I want to specifically answer the question regarding whether if(!(*str)){return;} is necessary.

Yes, it is absolutely necessary with your current code.

Without it, end-- will be executed. This means that end will be decremented outside of the valid range [str, str + strlen(str) + 1] (you can increment a pointer one-past the end of its memory block, but you can't dereference it).

Doing so is actually undefined behavior. A pointer outside if a valid memory range is undefined behavior, even if you don't dereference it.

For example, if your computer is using a segmented memory model, then your comparison (str < end) might still be true, even if you have an empty string and you decremented end (in this case, end could have wrapped around and str < end is still true).

Consider, for example, a aaaa:bbbb segmented memory model. aaaa is the segment, bbbb is the offset within the segment. If str is a pointer to 1234:0000, and you decrement it, it could be a new value 1234:ffff. Why didn't the segment decrement? Because the compiler knows you can't jump segments; a pointer can only point to data within the current segment. So when doing pointer arithmetic, it only modifies the offset (the lower two bytes) of the pointer. Now, str < end is still true, and the code will continue and wreck havoc.

Answer 4

1. The condition str != end will give you adequate results only if your string has an odd number of characters. Otherwise it is well possible that you have the following sequence:

   str 0 1 2

   end 3 2 1

   At this point, str != end is still true, although your pointers already passed the middle of the string.

2. while(end) doesn't check if the pointer is valid in the sense that it is pointing to a value you previously assigned to that memory address. It only checks if end is different from NULL.

3. This is not technically necessary, but it ensures that you exit the function immediately if the string is empty, without doing any additional work.

   Edit: As pointed out by Cornstalks, it is necessary to check this.

Answer 5

You need to have str < end because you do str++; end--;. What happens if end is exactly above str and you do str++; end--;? After that str will be exactly above end and they will differ but you don't want to continue your loop.

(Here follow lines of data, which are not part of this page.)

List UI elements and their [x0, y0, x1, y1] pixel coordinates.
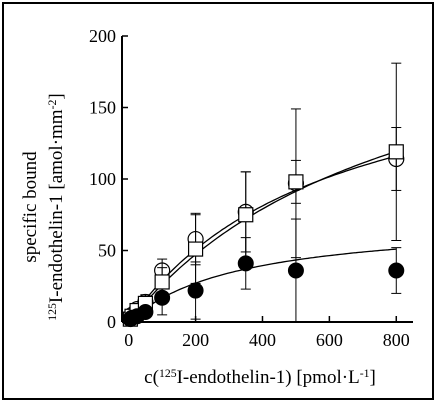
- x-axis-label: c(125I-endothelin-1) [pmol·L-1]: [144, 367, 376, 389]
- square-marker: [187, 241, 204, 257]
- fit-curve: [128, 150, 397, 323]
- y-tick-label: 0: [107, 312, 116, 332]
- filled-circle-marker: [287, 262, 304, 279]
- fit-curves: [128, 150, 397, 323]
- y-tick-label: 150: [89, 98, 116, 118]
- x-tick-label: 400: [249, 330, 276, 350]
- x-tick-label: 800: [383, 330, 410, 350]
- filled-circle-marker: [388, 262, 405, 279]
- error-bars: [132, 62, 402, 323]
- filled-circle-marker: [237, 255, 254, 272]
- x-tick-label: 0: [124, 330, 133, 350]
- figure-frame: [2, 2, 434, 400]
- fit-curve: [128, 248, 397, 323]
- axis-ticks: 0 50 100 150 200 0 200 400 600 800: [89, 26, 410, 350]
- square-marker: [154, 274, 170, 290]
- y-axis-label-line1: specific bound: [20, 151, 41, 263]
- filled-circle-marker: [137, 303, 154, 320]
- y-axis-label-line2: 125I-endothelin-1 [amol·mm-2]: [46, 93, 68, 320]
- x-tick-label: 200: [182, 330, 209, 350]
- fit-curve: [128, 155, 397, 323]
- square-marker: [238, 207, 254, 223]
- y-tick-label: 100: [89, 169, 116, 189]
- square-marker: [388, 144, 404, 160]
- y-tick-label: 200: [89, 26, 116, 46]
- filled-circle-marker: [154, 289, 171, 306]
- y-tick-label: 50: [98, 241, 116, 261]
- square-marker: [288, 174, 304, 190]
- data-markers: [122, 144, 405, 328]
- filled-circle-marker: [187, 282, 204, 299]
- x-tick-label: 600: [316, 330, 343, 350]
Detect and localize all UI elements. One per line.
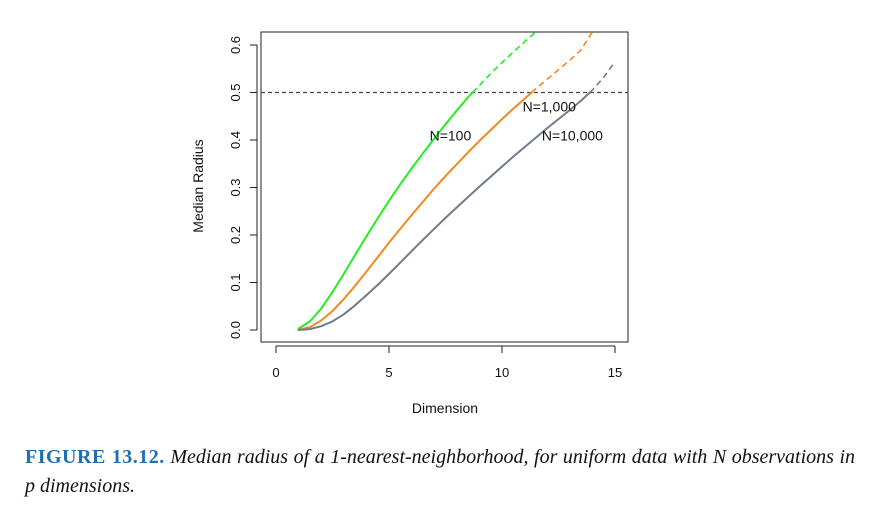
annotation-n-100: N=100 — [430, 128, 472, 144]
series-line-n-100 — [297, 91, 474, 330]
x-tick-label: 5 — [385, 365, 392, 380]
plot-area: 0 5 10 15 0.0 0.1 0.2 0.3 0.4 0.5 0.6 N=100 N=1,00… — [190, 31, 629, 416]
series-extension-n-1-000 — [531, 32, 594, 94]
x-axis: 0 5 10 15 — [272, 345, 622, 380]
x-axis-title: Dimension — [412, 400, 478, 416]
series-line-n-1-000 — [297, 91, 533, 331]
y-tick-label: 0.5 — [228, 83, 243, 101]
y-tick-label: 0.2 — [228, 226, 243, 244]
y-axis: 0.0 0.1 0.2 0.3 0.4 0.5 0.6 — [228, 36, 258, 339]
series-lines — [297, 32, 616, 331]
y-tick-label: 0.6 — [228, 36, 243, 54]
y-axis-title: Median Radius — [190, 139, 206, 232]
x-tick-label: 0 — [272, 365, 279, 380]
x-tick-label: 10 — [495, 365, 509, 380]
x-tick-label: 15 — [608, 365, 622, 380]
y-tick-label: 0.0 — [228, 321, 243, 339]
series-extension-n-10-000 — [589, 61, 616, 94]
annotation-n-1-000: N=1,000 — [523, 99, 577, 115]
series-annotations: N=100 N=1,000 N=10,000 — [430, 99, 604, 144]
y-tick-label: 0.4 — [228, 131, 243, 149]
y-tick-label: 0.3 — [228, 178, 243, 196]
series-extension-n-100 — [472, 32, 537, 94]
figure-label: FIGURE 13.12. — [25, 446, 165, 468]
series-line-n-10-000 — [297, 91, 591, 331]
annotation-n-10-000: N=10,000 — [542, 128, 603, 144]
caption-text: Median radius of a 1-nearest-neighborhoo… — [25, 446, 855, 497]
figure-caption: FIGURE 13.12. Median radius of a 1-neare… — [25, 443, 855, 501]
plot-frame — [260, 31, 629, 343]
y-tick-label: 0.1 — [228, 273, 243, 291]
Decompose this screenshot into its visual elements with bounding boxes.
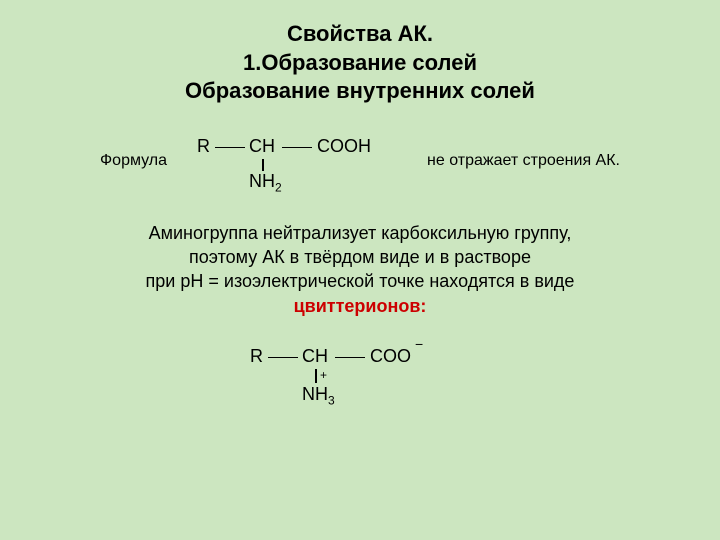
bond-v-1 — [262, 159, 264, 171]
charge-minus: − — [415, 336, 423, 352]
formula-row: Формула R CH COOH NH2 не отражает строен… — [40, 131, 680, 191]
chemical-formula-neutral: R CH COOH NH2 — [197, 131, 397, 191]
nh2-text: NH — [249, 171, 275, 191]
coo-text: COO — [370, 346, 411, 366]
atom-ch: CH — [249, 136, 275, 157]
formula-label: Формула — [100, 152, 167, 170]
para-highlight: цвиттерионов: — [40, 294, 680, 318]
bond-h-4 — [335, 357, 365, 359]
title-line-2: 1.Образование солей — [40, 49, 680, 78]
nh2-sub: 2 — [275, 180, 282, 194]
charge-plus: + — [320, 368, 327, 382]
bond-h-1 — [215, 147, 245, 149]
title-line-1: Свойства АК. — [40, 20, 680, 49]
bond-v-2 — [315, 369, 317, 383]
formula-note: не отражает строения АК. — [427, 152, 620, 170]
bond-h-2 — [282, 147, 312, 149]
bond-h-3 — [268, 357, 298, 359]
para-line-1: Аминогруппа нейтрализует карбоксильную г… — [40, 221, 680, 245]
paragraph-block: Аминогруппа нейтрализует карбоксильную г… — [40, 221, 680, 318]
title-block: Свойства АК. 1.Образование солей Образов… — [40, 20, 680, 106]
chemical-formula-zwitterion: R CH COO − + NH3 — [250, 338, 470, 408]
atom-ch-2: CH — [302, 346, 328, 367]
nh3-text: NH — [302, 384, 328, 404]
title-line-3: Образование внутренних солей — [40, 77, 680, 106]
nh3-sub: 3 — [328, 394, 335, 408]
atom-nh2: NH2 — [249, 171, 282, 195]
para-line-3: при рН = изоэлектрической точке находятс… — [40, 269, 680, 293]
atom-r-2: R — [250, 346, 263, 367]
atom-coo: COO — [370, 346, 411, 367]
atom-nh3: NH3 — [302, 384, 335, 408]
atom-cooh: COOH — [317, 136, 371, 157]
atom-r: R — [197, 136, 210, 157]
para-line-2: поэтому АК в твёрдом виде и в растворе — [40, 245, 680, 269]
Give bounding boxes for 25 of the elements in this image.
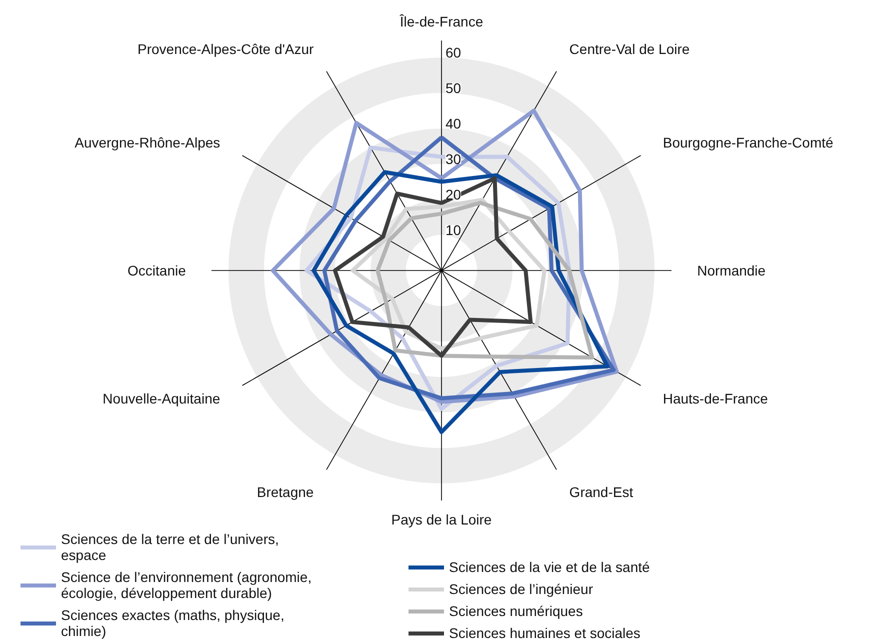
legend-label: Sciences humaines et sociales [449, 625, 640, 641]
y-tick-label: 60 [446, 44, 462, 60]
y-tick-label: 30 [446, 151, 462, 167]
spoke-label: Centre-Val de Loire [569, 41, 690, 58]
y-tick-label: 40 [446, 116, 462, 132]
legend-label: Sciences de la vie et de la santé [449, 559, 650, 575]
y-tick-label: 10 [446, 222, 462, 238]
spoke-label: Île-de-France [398, 13, 484, 30]
spoke-label: Normandie [697, 262, 766, 278]
legend-label: Science de l’environnement (agronomie, écologie, développement durable) [61, 569, 312, 601]
spoke-label: Nouvelle-Aquitaine [102, 390, 220, 406]
y-tick-label: 50 [446, 80, 462, 96]
legend-label: Sciences numériques [449, 603, 583, 619]
spoke-label: Occitanie [128, 262, 186, 278]
legend-label: Sciences de la terre et de l’univers, espace [61, 531, 279, 563]
spoke-label: Hauts-de-France [662, 390, 768, 406]
legend-label: Sciences de l’ingénieur [449, 581, 593, 597]
spoke-label: Bretagne [256, 484, 314, 500]
spoke-label: Grand-Est [569, 484, 634, 500]
spoke-label: Provence-Alpes-Côte d'Azur [138, 41, 314, 58]
spoke-label: Bourgogne-Franche-Comté [662, 134, 834, 151]
spoke-label: Pays de la Loire [391, 512, 492, 528]
legend-label: Sciences exactes (maths, physique, chimie) [61, 607, 284, 639]
spoke-label: Auvergne-Rhône-Alpes [74, 134, 220, 151]
y-tick-label: 20 [446, 186, 462, 202]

end is allways a pointer. It might point to some valid memory or it might point somewhere which will give you a segfault if you try to access that memory. Increasing a pointer will only make it point to a higher address. It will not become NULL just because the address is invalid. That is why you have to look at *end to find the end of your null terminated string.

With your current code it does not seem necessary to have the check if(!(*str)){return;} as empty strings are catched by the fact that str and end becomes the same. However, it might be a good idea to add if(!str){return;} to avoid getting a segfault if someone calls your function with a NULL pointer.

Answer 6

it seems like the condition str != end should work the same way, since the pointers will eventually be pointing at the same position.

That depends on whether the string has an even or an odd number of characters. In the former case, the str and end pointers will move past each other and will never be equal.

What is while(end){end++} doing if it's not correct?

This is checking whether end is NULL, and you are not setting end to NULL.